Mr. Wilding's manner quickened on the instant from passive to active anger.

“Upon what charge, sir?” he demanded sharply. In truth it was the only thing wanting that, after all that he had undergone, he should be arrested. His eyes were upon the Duke's melancholy face, and his anger was such that in that moment he vowed that if Monmouth acted upon this suggestion of Grey's he should not have so much as the consolation of Sunderland's letter.

“You have been wanting in respect to us, sir,” the Duke answered him. He seemed able to do little more than repeat himself. “You return from London empty-handed, your task unaccomplished, and instead of a becoming contrition, you hector it here before us in this manner.” He shook his head. “We are not pleased with you, Mr. Wilding.”

“But, Your Grace,” exclaimed Wilding, “is it my fault that your London agents had failed to organize the rising? That rising should have taken place, and it would have taken place had Your Majesty been more ably represented there.”

“You were there, Mr. Wilding,” said Grey with heavy sarcasm.

“Would it no' be better to leave Mr. Wilding's affair until afterwards?” suggested Ferguson at that moment. “It is already past eight, Your Majesty, and there be still some details of this attack to settle that your officers may prepare for it, whilst Mr. Newlington awaits Your Majesty to supper at nine.”

“True,” said Monmouth, ever ready to take a solution offered by another. “We will confer with you again later, Mr. Wilding.”

Wilding bowed, accepting his dismissal. “Before I go, Your Majesty, there are certain things I would report...” he began.

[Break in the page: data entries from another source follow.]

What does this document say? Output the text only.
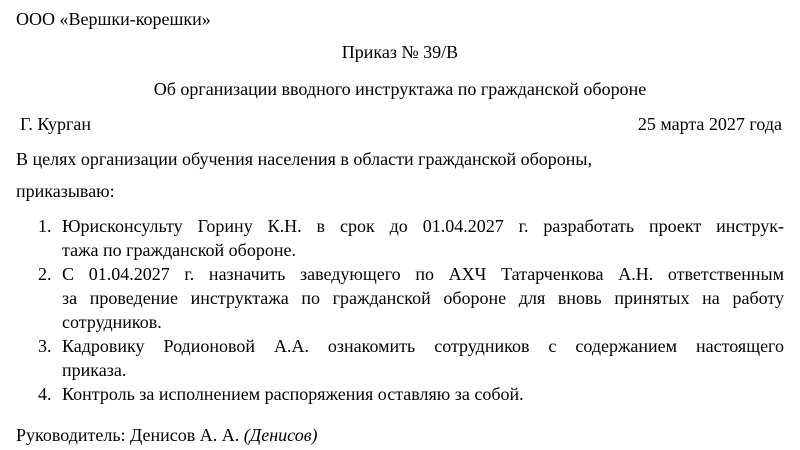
ООО «Вершки-корешки»
Приказ № 39/В
Об организации вводного инструктажа по гражданской обороне
Г. Курган	25 марта 2027 года
В целях организации обучения населения в области гражданской обороны,
приказываю:
1. Юрисконсульту Горину К.Н. в срок до 01.04.2027 г. разработать проект инструк-
тажа по гражданской обороне.
2. С 01.04.2027 г. назначить заведующего по АХЧ Татарченкова А.Н. ответственным
за проведение инструктажа по гражданской обороне для вновь принятых на работу
сотрудников.
3. Кадровику Родионовой А.А. ознакомить сотрудников с содержанием настоящего
приказа.
4. Контроль за исполнением распоряжения оставляю за собой.
Руководитель: Денисов А. А. (Денисов)
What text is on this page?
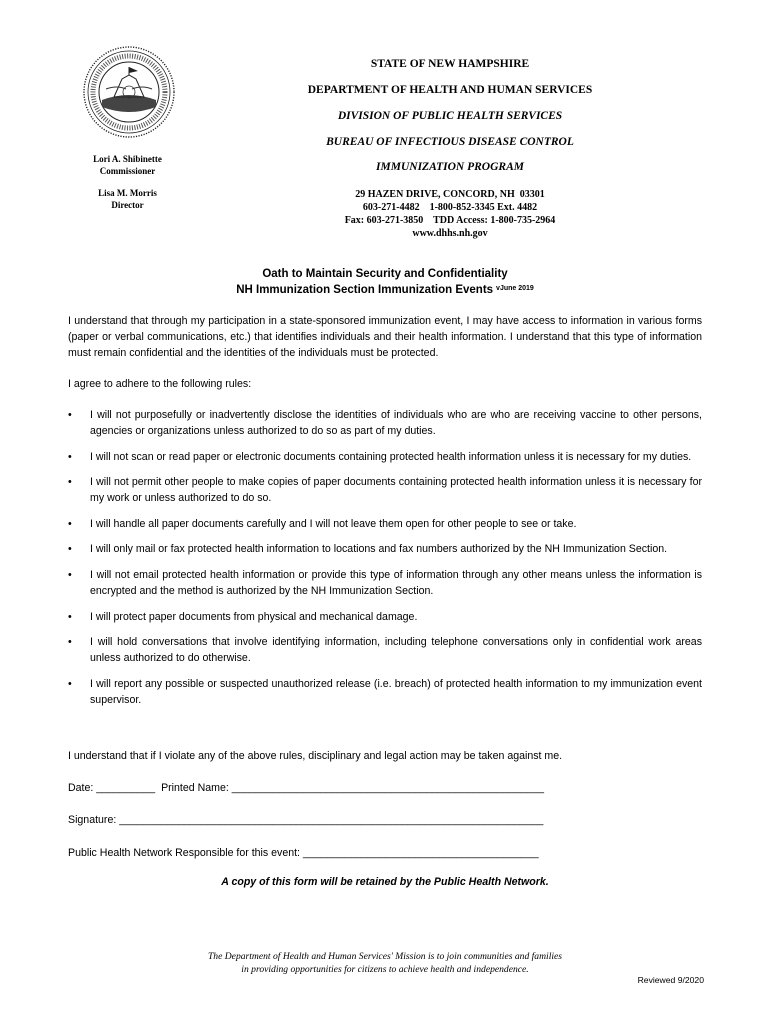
Lori A. Shibinette
Commissioner
Lisa M. Morris
Director
STATE OF NEW HAMPSHIRE
DEPARTMENT OF HEALTH AND HUMAN SERVICES
DIVISION OF PUBLIC HEALTH SERVICES
BUREAU OF INFECTIOUS DISEASE CONTROL
IMMUNIZATION PROGRAM
29 HAZEN DRIVE, CONCORD, NH  03301
603-271-4482    1-800-852-3345 Ext. 4482
Fax: 603-271-3850    TDD Access: 1-800-735-2964
www.dhhs.nh.gov
Oath to Maintain Security and Confidentiality
NH Immunization Section Immunization Events $^{vJune 2019}$
I understand that through my participation in a state-sponsored immunization event, I may have access to information in various forms (paper or verbal communications, etc.) that identifies individuals and their health information. I understand that this type of information must remain confidential and the identities of the individuals must be protected.
I agree to adhere to the following rules:
• I will not purposefully or inadvertently disclose the identities of individuals who are who are receiving vaccine to other persons, agencies or organizations unless authorized to do so as part of my duties.
• I will not scan or read paper or electronic documents containing protected health information unless it is necessary for my duties.
• I will not permit other people to make copies of paper documents containing protected health information unless it is necessary for my work or unless authorized to do so.
• I will handle all paper documents carefully and I will not leave them open for other people to see or take.
• I will only mail or fax protected health information to locations and fax numbers authorized by the NH Immunization Section.
• I will not email protected health information or provide this type of information through any other means unless the information is encrypted and the method is authorized by the NH Immunization Section.
• I will protect paper documents from physical and mechanical damage.
• I will hold conversations that involve identifying information, including telephone conversations only in confidential work areas unless authorized to do otherwise.
• I will report any possible or suspected unauthorized release (i.e. breach) of protected health information to my immunization event supervisor.
I understand that if I violate any of the above rules, disciplinary and legal action may be taken against me.
Date: __________  Printed Name: _____________________________________________________
Signature: ________________________________________________________________________
Public Health Network Responsible for this event: ________________________________________
A copy of this form will be retained by the Public Health Network.
The Department of Health and Human Services' Mission is to join communities and families
in providing opportunities for citizens to achieve health and independence.
Reviewed 9/2020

“You have heard, sir,” Grey broke in. “Not now. This is not the time.”

“Indeed, no. This is not the time, Mr. Wilding,” echoed the Duke.

Wilding set his teeth in the intensity of his vexation.

“What I have to tell Your Majesty is of importance,” he exclaimed, and Monmouth seemed to waver, whilst Grey looked disdainful unbelief of the importance of any communication Wilding might have to make.

“We have little time, Your Majesty,” Ferguson reminded Monmouth.

“Perhaps,” put in friendly Wade, “Your Majesty might see Mr. Wilding at Mr. Newlington's.”

“Is it really necessary?” quoth Grey.

This treatment of him inspired Mr. Wilding with malice. The mere mention of Sunderland's letter would have changed their tone. But he elected by no such word to urge the importance of his business. It should be entirely as Monmouth should elect or be constrained by these gentlemen about his council-table.

“It would serve two purposes,” said Wade, whilst Monmouth still considered. “Your Majesty will be none too well attended, your officers having this other matter to prepare for. Mr. Wilding would form another to swell your escort of gentlemen.”

“I think you are right, Colonel Wade,” said Monmouth. “We sup at Mr. Newlington's at nine o'clock, Mr. Wilding. We shall expect you to attend us there. Lieutenant Cragg,” said His Grace to the young officer who had admitted Wilding, and who had remained at attention by the door, “you may reconduct Mr. Wilding.”

Wilding bowed, his lips tight to keep in the anger that craved expression. Then, without another word spoken, he turned and departed.

“An insolent, overbearing knave!” was Grey's comment upon him after he had left the room.

“Let us attend to this, your lordship,” said Speke, tapping the map. “Time presses,” and he invited Wade to continue the matter that Wilding's advent had interrupted.